REPUBLIKA.CO.ID, —Jelang Ramadhan, hilal sering menjadi pembahasan. Bahkan metode penetapan hilal baru sebagai pertanda awal bulan Hijriyah menjadi penyebab perbedaan untuk menetapkan hari pertama puasa Ramadhan.
Bagaimana sebenarnya cara melihat hilal dan menentukan awal bulan baru dalam sistem kalender Islam, apakah memang memiliki kesulitan tersendiri?
Profesor Riset Astronomi-Astrofisika di Pusat Riset Antariksa (BRIN), Thomas Jamaludin, menjelaskan bahwa ada dua cara untuk menentukan awal bulan baru, yakni dengan metode rukyat dan metode hisab.
Rasulullah SAW hanya memberi contoh, tanpa menjelaskan alasan menggunakan rukyat tetapi secara astronomi, rukyatul hilal sangat beralasan. Hilal adalah bulan sabit pertama yang teramati sesudah maghrib.
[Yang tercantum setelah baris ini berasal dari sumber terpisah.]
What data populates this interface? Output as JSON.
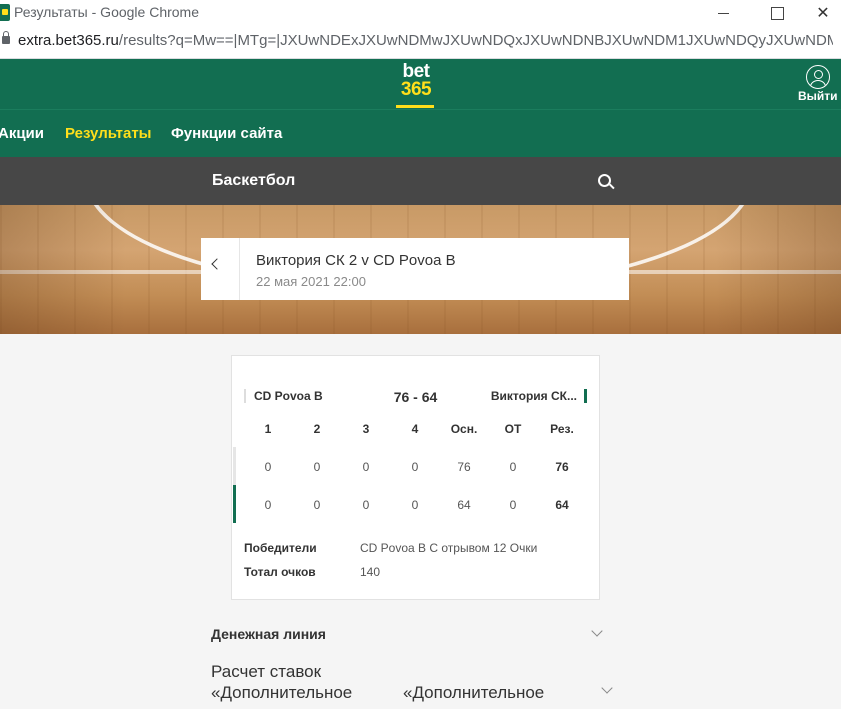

Itu pasti penanda awal bulan.
Selain itu hilal adalah bukti paling kuat telah bergantinya periode fase bulan yang didahului bulan sabit tua dan bulan mati.
Namun kendala rukyatul hilal adalah masalah kontras antara cahaya hilal yang sangat tipis dan redup dengan cahaya syafak ( cahaya senja ) yang masih cukup terang. Sehingga pengamat hilal membutuhkan filter agar hilal dapat terlihat lebih jelas.
Sedangkan metode hisab berdasarkan perhitungan ilmu falak. Namun menggunakan hisab tidak langsung disepakati harus melakukan verifikasi melalui kriteria.
"Hisab tdk bisa langsung menghitung posisi bulan langsung umumkan, pasti perlu kriteria. Bukan hanya sesama ahli hisab melainkan juga dengan rukyat. Kriteria ini menghasilkan kalender. Kalender pasti perlukan hisab dan kriteria. Hisab ini bisa hitung bahkan ribuan tahun kedepan dan hitung balik peristiwa sejarah masa lalu," ujar dia dalam webinar bincang Astronomi bersama Ikatan Alumni Astronomi ITB dan Republika, Rabu (30/3/2022).
Sesungguhnya ilmu hisab sederhana adalah hisab urfi dengan menghitung sesuai periodik bulan bahwa bulan ganjil itu selalu 30 hari sedangkan bulan genap itu 29 hari seperti, Muharram 30 hari, Safar selalu 29, kecuali ketika tahun kabisat bulan Dzulhijjah yang biasanya 29 hari digenapkan menjadi 30.